En 1949, Jean Dehays, docker à Pornic, est accusé d'avoir assassiné un vieillard. Il reconnaît les faits lors d'une garde à vue dans les locaux de la gendarmerie, mais se rétracte dès le lendemain. Le 9 décembre, la Cour d'assises de Loire-Atlantique le condamne à vingt ans de travaux forcés. En 1952, trois ans plus tard, une dispute dans un café permet à la police de découvrir les véritables auteurs du crime. Rejugé, Jean Dehays, surnommé « le bagnard innocent », est acquitté. Il aura passé six ans en prison.

C'est ensuite l'affaire Deveaux. En 1961, à Bron, près de Lyon, une petite fille de neuf ans est trouvée morte dans une cave ; elle a été frappée de plusieurs coups de couteau avant d'être égorgée. Le jeune apprenti boucher de ses parents, Jean-Marie Deveaux, est aussitôt soupçonné par la police.
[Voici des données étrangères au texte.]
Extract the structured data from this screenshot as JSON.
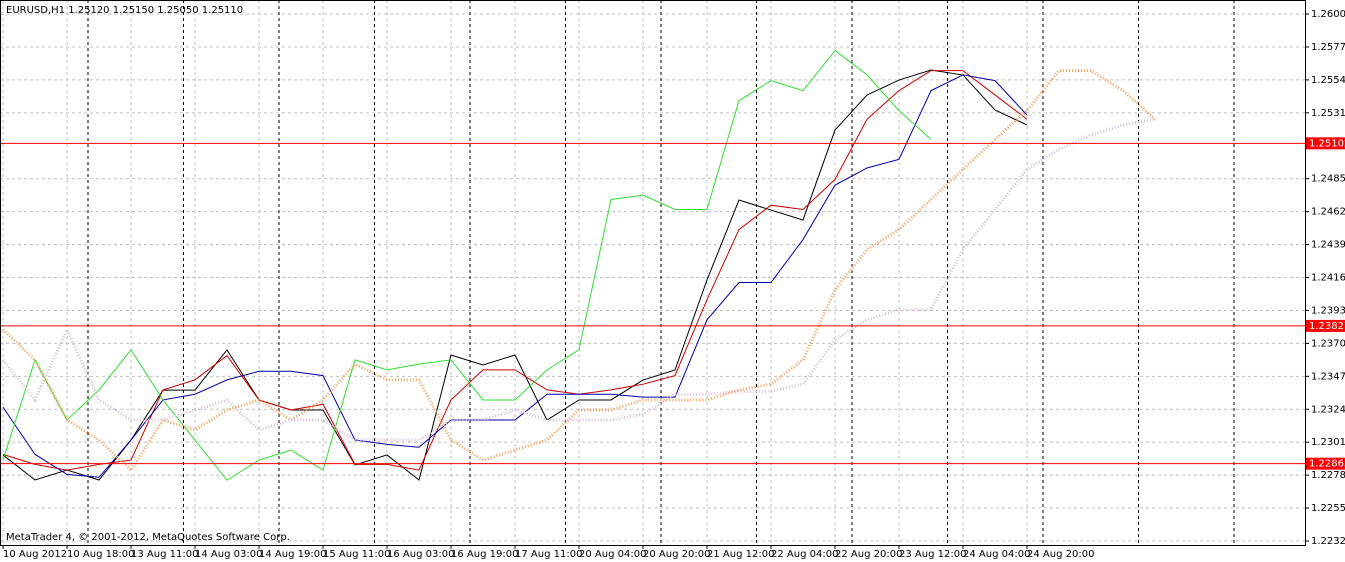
{
  "chart_data": {
    "type": "line",
    "title": "EURUSD,H1  1.25120 1.25150 1.25050 1.25110",
    "footer": "MetaTrader 4, © 2001-2012, MetaQuotes Software Corp.",
    "categories": [
      "10 Aug 2012",
      null,
      "10 Aug 18:00",
      null,
      "13 Aug 11:00",
      null,
      "14 Aug 03:00",
      null,
      "14 Aug 19:00",
      null,
      "15 Aug 11:00",
      null,
      "16 Aug 03:00",
      null,
      "16 Aug 19:00",
      null,
      "17 Aug 11:00",
      null,
      "20 Aug 04:00",
      null,
      "20 Aug 20:00",
      null,
      "21 Aug 12:00",
      null,
      "22 Aug 04:00",
      null,
      "22 Aug 20:00",
      null,
      "23 Aug 12:00",
      null,
      "24 Aug 04:00",
      null,
      "24 Aug 20:00",
      null,
      null,
      null,
      null
    ],
    "series": [
      {
        "color": "#000000",
        "values": [
          1.22926,
          1.22751,
          1.22821,
          1.22751,
          1.2303,
          1.23379,
          1.23379,
          1.23659,
          1.2331,
          1.2324,
          1.2324,
          1.22856,
          1.22926,
          1.22751,
          1.23624,
          1.23554,
          1.23624,
          1.2317,
          1.2331,
          1.2331,
          1.23449,
          1.23519,
          1.24148,
          1.24706,
          1.24636,
          1.24567,
          1.25195,
          1.25439,
          1.25544,
          1.25614,
          1.25579,
          1.25335,
          1.2523,
          null,
          null,
          null,
          null
        ]
      },
      {
        "color": "#cc0000",
        "values": [
          1.2293,
          1.2286,
          1.2282,
          1.2286,
          1.2289,
          1.2338,
          1.2345,
          1.2362,
          1.2331,
          1.2324,
          1.2328,
          1.2286,
          1.2286,
          1.2282,
          1.2331,
          1.2352,
          1.2352,
          1.2338,
          1.2335,
          1.2338,
          1.2342,
          1.2348,
          1.2401,
          1.245,
          1.2467,
          1.2464,
          1.2485,
          1.2527,
          1.2547,
          1.2561,
          1.2561,
          1.2544,
          1.2527,
          null,
          null,
          null,
          null
        ]
      },
      {
        "color": "#0000aa",
        "values": [
          1.2326,
          1.2293,
          1.2279,
          1.2277,
          1.2303,
          1.2331,
          1.2335,
          1.2345,
          1.2351,
          1.2351,
          1.2348,
          1.2303,
          1.23,
          1.2298,
          1.2317,
          1.2317,
          1.2317,
          1.2335,
          1.2335,
          1.2335,
          1.2333,
          1.2333,
          1.2387,
          1.2413,
          1.2413,
          1.2443,
          1.2481,
          1.2493,
          1.2499,
          1.2547,
          1.2558,
          1.2554,
          1.253,
          null,
          null,
          null,
          null
        ]
      },
      {
        "color": "#33dd33",
        "values": [
          1.2289,
          1.2359,
          1.2317,
          1.2338,
          1.2366,
          1.2331,
          1.2303,
          1.2275,
          1.2289,
          1.2296,
          1.2282,
          1.2359,
          1.2352,
          1.2356,
          1.2359,
          1.2331,
          1.2331,
          1.2352,
          1.2366,
          1.2471,
          1.2474,
          1.2464,
          1.2464,
          1.254,
          1.2554,
          1.2547,
          1.2575,
          1.2558,
          1.2533,
          1.2513,
          null,
          null,
          null,
          null,
          null,
          null,
          null
        ]
      },
      {
        "color": "#f4a460",
        "dotted": true,
        "values": [
          1.238,
          1.2359,
          1.2317,
          1.2303,
          1.2282,
          1.2317,
          1.231,
          1.2324,
          1.2331,
          1.2317,
          1.2331,
          1.2356,
          1.2345,
          1.2345,
          1.2303,
          1.2289,
          1.2296,
          1.2303,
          1.2324,
          1.2324,
          1.2331,
          1.2331,
          1.2331,
          1.2338,
          1.2342,
          1.2359,
          1.2408,
          1.2436,
          1.245,
          1.2471,
          1.2492,
          1.2513,
          1.2533,
          1.2561,
          1.2561,
          1.2547,
          1.2527
        ]
      },
      {
        "color": "#d8bfd8",
        "dotted": true,
        "values": [
          1.2359,
          1.2331,
          1.238,
          1.2331,
          1.2317,
          1.2317,
          1.2324,
          1.2331,
          1.231,
          1.2317,
          1.2317,
          1.2303,
          1.2303,
          1.2303,
          1.2317,
          1.2317,
          1.2324,
          1.2317,
          1.2317,
          1.2317,
          1.2321,
          1.2335,
          1.2335,
          1.2337,
          1.2337,
          1.2342,
          1.2373,
          1.2387,
          1.2394,
          1.2394,
          1.2436,
          1.2464,
          1.2492,
          1.2506,
          1.2516,
          1.2523,
          1.2527
        ]
      }
    ],
    "levels": [
      1.25102,
      1.23827,
      1.22865
    ],
    "level_color": "#ff0000",
    "ylim": [
      1.22297,
      1.26103
    ],
    "yticks": [
      1.26005,
      1.25775,
      1.25545,
      1.25315,
      1.24855,
      1.24625,
      1.24395,
      1.24165,
      1.23935,
      1.23705,
      1.23475,
      1.23245,
      1.23015,
      1.22785,
      1.22555,
      1.22325
    ],
    "grid": true
  }
}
Il n'a pas d'alibi, ne sait pas se défendre, il s'embrouille, se contredit, Au bout de plusieurs heures d'interrogatoire en garde à vue il avoue, mais se rétracte quelques jours plus tard, Il est condamné à vingt ans de réclusion. Après trois pourvois en cassation, Jean-Marie Deveaux est acquitté le 27 septembre 1969. Il a passé huit ans en prison.

En 1987, Patrick Dils passe aux aveux au bout de 48 heures de garde à vue pour le meurtre de deux enfants tués à coups de pierre. Il est condamné à a réclusion criminelle à perpétuité. Interrogé sur la raison pour laquelle il a avoué et réitéré ses aveux, Patrick Dils dit qu'il s'est retrouvé « dans un univers qu'il ne connaissait pas, avec des gens qui voulaient à tout prix entendre certaines choses ». Il affirme en outre que ses aveux ont été suggérés par les enquêteurs, qu'il était « tout seul, sans personne pour le conseiller ». Le 24 avril 2002, la justice reconnaît son erreur et annule la condamnation. Patrick Dils a passé 15 ans en prison.